Researchers from the University of California, Riverside and Stetson University in Florida found that ethics professors were no more likely than professors or scholars in other areas of study to respond to student email, even though a significant majority said that failure to do so is morally bad.

The “Ethicists’ and Nonethicists’ Responsiveness to Student E-mails: Relationships among Expressed Normative Attitude, Self-described Behavior, and Empirically Observed Behavior” study was conducted by philosophers Eric Schwitzgebel of UC Riverside and Joshua Rust of Stetson University.

The pair began the study after the duo found approximately half of American ethicists believe that professional ethicists behave at least a little morally better than non-ethicists.

Their findings, however, determined exactly the opposite.

“If professors have an obligation to respond to emails from students, then arguably they also have a further obligation to track whether or not they are meeting the first obligation, so that if they are not meeting the first obligation they can take corrective measures,” Schwitzgebel and Rust wrote. “If this is correct, then the present study offers not just one measure of morality, email responsiveness, but two: email responsiveness and meeting one’s moral obligation not to be deluded about one’s level of email responsiveness.

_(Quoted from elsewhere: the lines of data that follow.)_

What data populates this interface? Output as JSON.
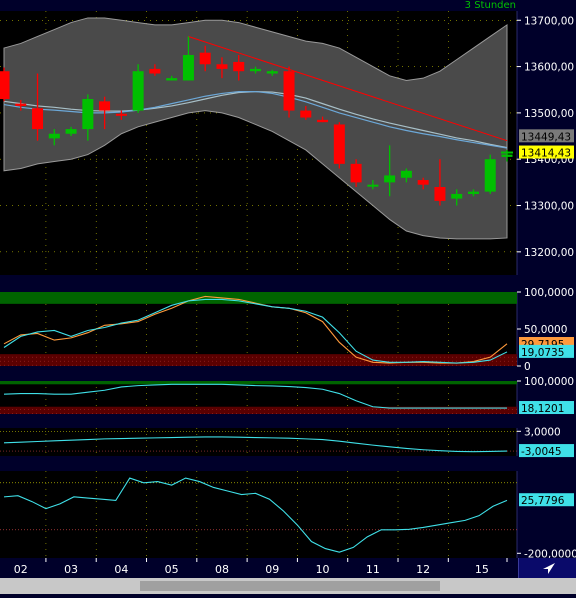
{
  "header": {
    "timeframe": "3 Stunden"
  },
  "colors": {
    "background": "#00002a",
    "panel_bg": "#000000",
    "band_fill": "#4a4a4a",
    "up_candle": "#00c000",
    "down_candle": "#ff0000",
    "trendline": "#ff0000",
    "cyan": "#3fe0e8",
    "orange": "#ff9a3c",
    "overbought_zone": "#006400",
    "oversold_zone": "#5a0000",
    "axis_text": "#ffffff",
    "gridline": "#b8b800"
  },
  "x_axis": {
    "labels": [
      "02",
      "03",
      "04",
      "05",
      "08",
      "09",
      "10",
      "11",
      "12",
      "15"
    ]
  },
  "chart_data": [
    {
      "type": "candlestick",
      "panel": "price",
      "ylim": [
        13150,
        13720
      ],
      "yticks": [
        "13200,00",
        "13300,00",
        "13400,00",
        "13500,00",
        "13600,00",
        "13700,00"
      ],
      "value_tags": [
        {
          "text": "13449,43",
          "value": 13449.43,
          "tag_bg": "#7a7a7a",
          "tag_fg": "#000000"
        },
        {
          "text": "13414,43",
          "value": 13414.43,
          "tag_bg": "#ffff00",
          "tag_fg": "#000000"
        }
      ],
      "candles": [
        {
          "o": 13590,
          "h": 13598,
          "l": 13525,
          "c": 13530
        },
        {
          "o": 13520,
          "h": 13528,
          "l": 13505,
          "c": 13515
        },
        {
          "o": 13510,
          "h": 13585,
          "l": 13440,
          "c": 13465
        },
        {
          "o": 13445,
          "h": 13465,
          "l": 13430,
          "c": 13455
        },
        {
          "o": 13455,
          "h": 13470,
          "l": 13450,
          "c": 13465
        },
        {
          "o": 13465,
          "h": 13540,
          "l": 13440,
          "c": 13530
        },
        {
          "o": 13525,
          "h": 13535,
          "l": 13465,
          "c": 13505
        },
        {
          "o": 13498,
          "h": 13505,
          "l": 13485,
          "c": 13495
        },
        {
          "o": 13505,
          "h": 13605,
          "l": 13500,
          "c": 13590
        },
        {
          "o": 13595,
          "h": 13605,
          "l": 13580,
          "c": 13585
        },
        {
          "o": 13570,
          "h": 13580,
          "l": 13570,
          "c": 13575
        },
        {
          "o": 13570,
          "h": 13665,
          "l": 13570,
          "c": 13625
        },
        {
          "o": 13630,
          "h": 13645,
          "l": 13590,
          "c": 13605
        },
        {
          "o": 13605,
          "h": 13620,
          "l": 13575,
          "c": 13595
        },
        {
          "o": 13610,
          "h": 13625,
          "l": 13570,
          "c": 13590
        },
        {
          "o": 13590,
          "h": 13600,
          "l": 13585,
          "c": 13595
        },
        {
          "o": 13585,
          "h": 13593,
          "l": 13580,
          "c": 13590
        },
        {
          "o": 13590,
          "h": 13600,
          "l": 13490,
          "c": 13505
        },
        {
          "o": 13505,
          "h": 13515,
          "l": 13485,
          "c": 13490
        },
        {
          "o": 13485,
          "h": 13492,
          "l": 13480,
          "c": 13480
        },
        {
          "o": 13475,
          "h": 13480,
          "l": 13380,
          "c": 13390
        },
        {
          "o": 13390,
          "h": 13400,
          "l": 13340,
          "c": 13350
        },
        {
          "o": 13345,
          "h": 13355,
          "l": 13335,
          "c": 13345
        },
        {
          "o": 13350,
          "h": 13430,
          "l": 13320,
          "c": 13365
        },
        {
          "o": 13360,
          "h": 13380,
          "l": 13350,
          "c": 13375
        },
        {
          "o": 13355,
          "h": 13360,
          "l": 13335,
          "c": 13345
        },
        {
          "o": 13340,
          "h": 13400,
          "l": 13300,
          "c": 13310
        },
        {
          "o": 13315,
          "h": 13335,
          "l": 13300,
          "c": 13325
        },
        {
          "o": 13325,
          "h": 13335,
          "l": 13320,
          "c": 13330
        },
        {
          "o": 13330,
          "h": 13410,
          "l": 13325,
          "c": 13400
        },
        {
          "o": 13405,
          "h": 13420,
          "l": 13395,
          "c": 13410
        }
      ],
      "band_upper": [
        13640,
        13650,
        13665,
        13680,
        13695,
        13705,
        13705,
        13700,
        13695,
        13690,
        13690,
        13695,
        13700,
        13700,
        13695,
        13685,
        13675,
        13665,
        13655,
        13650,
        13640,
        13620,
        13600,
        13580,
        13570,
        13575,
        13590,
        13615,
        13640,
        13665,
        13690
      ],
      "band_lower": [
        13375,
        13380,
        13390,
        13395,
        13400,
        13410,
        13430,
        13455,
        13470,
        13480,
        13490,
        13500,
        13505,
        13500,
        13490,
        13475,
        13460,
        13440,
        13420,
        13390,
        13360,
        13330,
        13300,
        13270,
        13245,
        13235,
        13230,
        13228,
        13228,
        13228,
        13230
      ],
      "ma_light": [
        13525,
        13520,
        13515,
        13512,
        13508,
        13505,
        13504,
        13504,
        13506,
        13510,
        13515,
        13522,
        13530,
        13538,
        13544,
        13546,
        13545,
        13540,
        13532,
        13520,
        13508,
        13497,
        13487,
        13478,
        13470,
        13462,
        13454,
        13446,
        13440,
        13432,
        13425
      ],
      "ma_blue": [
        13518,
        13512,
        13508,
        13506,
        13503,
        13500,
        13500,
        13502,
        13506,
        13512,
        13520,
        13528,
        13536,
        13542,
        13546,
        13546,
        13542,
        13534,
        13524,
        13512,
        13500,
        13490,
        13480,
        13470,
        13462,
        13455,
        13449,
        13442,
        13436,
        13430,
        13424
      ],
      "trendline": {
        "from": {
          "index": 11,
          "value": 13665
        },
        "to": {
          "index": 30,
          "value": 13440
        }
      }
    },
    {
      "type": "line",
      "panel": "oscillator_1",
      "ylim": [
        0,
        100
      ],
      "yticks": [
        "100,0000",
        "50,0000",
        "0"
      ],
      "zones": {
        "overbought": [
          84,
          100
        ],
        "oversold": [
          0,
          16
        ]
      },
      "value_tags": [
        {
          "text": "29,7195",
          "value": 29.7195,
          "tag_bg": "#ff9a3c",
          "tag_fg": "#000000"
        },
        {
          "text": "19,0735",
          "value": 19.0735,
          "tag_bg": "#3fe0e8",
          "tag_fg": "#000000"
        }
      ],
      "series": [
        {
          "color": "#ff9a3c",
          "values": [
            30,
            42,
            44,
            35,
            38,
            45,
            55,
            57,
            60,
            70,
            78,
            88,
            94,
            92,
            90,
            85,
            80,
            78,
            72,
            60,
            32,
            12,
            5,
            4,
            5,
            5,
            4,
            4,
            6,
            12,
            30
          ]
        },
        {
          "color": "#3fe0e8",
          "values": [
            25,
            40,
            46,
            48,
            40,
            48,
            52,
            58,
            62,
            72,
            82,
            88,
            90,
            90,
            88,
            84,
            80,
            78,
            74,
            66,
            45,
            20,
            8,
            5,
            5,
            6,
            5,
            4,
            5,
            8,
            19
          ]
        }
      ]
    },
    {
      "type": "line",
      "panel": "oscillator_2",
      "ylim": [
        0,
        100
      ],
      "yticks": [
        "100,0000"
      ],
      "zones": {
        "overbought": [
          90,
          100
        ],
        "oversold": [
          0,
          22
        ]
      },
      "value_tags": [
        {
          "text": "18,1201",
          "value": 18.1201,
          "tag_bg": "#3fe0e8",
          "tag_fg": "#000000"
        }
      ],
      "series": [
        {
          "color": "#3fe0e8",
          "values": [
            60,
            62,
            62,
            60,
            60,
            66,
            72,
            82,
            86,
            88,
            90,
            90,
            90,
            90,
            88,
            86,
            85,
            83,
            80,
            75,
            62,
            40,
            22,
            18,
            18,
            18,
            18,
            18,
            18,
            18,
            18
          ]
        }
      ]
    },
    {
      "type": "line",
      "panel": "oscillator_3",
      "ylim": [
        -4.5,
        4
      ],
      "yticks": [
        "3,0000"
      ],
      "reference_lines": [
        3,
        -3
      ],
      "value_tags": [
        {
          "text": "-3,0045",
          "value": -3.0045,
          "tag_bg": "#3fe0e8",
          "tag_fg": "#000000"
        }
      ],
      "series": [
        {
          "color": "#3fe0e8",
          "values": [
            -0.5,
            -0.3,
            -0.1,
            0.1,
            0.3,
            0.5,
            0.7,
            0.8,
            0.9,
            1.0,
            1.1,
            1.2,
            1.3,
            1.3,
            1.2,
            1.1,
            1.0,
            0.9,
            0.7,
            0.5,
            0.0,
            -0.6,
            -1.2,
            -1.7,
            -2.2,
            -2.6,
            -2.9,
            -3.1,
            -3.2,
            -3.1,
            -3.0
          ]
        }
      ]
    },
    {
      "type": "line",
      "panel": "cci",
      "ylim": [
        -220,
        150
      ],
      "yticks": [
        "-200,0000"
      ],
      "reference_lines": [
        100,
        -100
      ],
      "value_tags": [
        {
          "text": "25,7796",
          "value": 25.7796,
          "tag_bg": "#3fe0e8",
          "tag_fg": "#000000"
        }
      ],
      "series": [
        {
          "color": "#3fe0e8",
          "values": [
            40,
            45,
            20,
            -10,
            10,
            40,
            35,
            30,
            25,
            120,
            100,
            105,
            90,
            120,
            105,
            80,
            65,
            50,
            55,
            30,
            -20,
            -80,
            -150,
            -180,
            -195,
            -175,
            -130,
            -100,
            -100,
            -98,
            -90,
            -80,
            -70,
            -60,
            -40,
            0,
            25
          ]
        }
      ]
    }
  ]
}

“Professors remain far short of ideal by either measure, ethicists no less so than others.”

In 2009, Schwitzgebel and Rust began a series of experiments that they say found the following to be true:

  • philosophy books dealing with ethics were more likely to be missing from leading academic libraries than similar nonethics books in philosophy;
  • ethicists and political science professors voted at the same rate as did nonethicist philosophers and professors in departments other than philosophy; and
  • ethicists behaved no more courteously than nonethicists and were as likely to avoid paying registration fees as nonethicists at conferences of the American Philosophical Association.

Which leads to the inevitable question: why does this matter?

If professional ethicists do no better at demonstrating moral behavior or greater consistency between attitude and behavior, that creates a challenge for those who advocate ethics instruction for its effects on behavior, according to Schwitzgebel and Rust.

“Expertise in ethics might be, to a substantial extent, expertise in post-hoc rationalization of opinions arrived at by largely unwelcome psychological mechanisms,” Schwitzgebel and Rust wrote.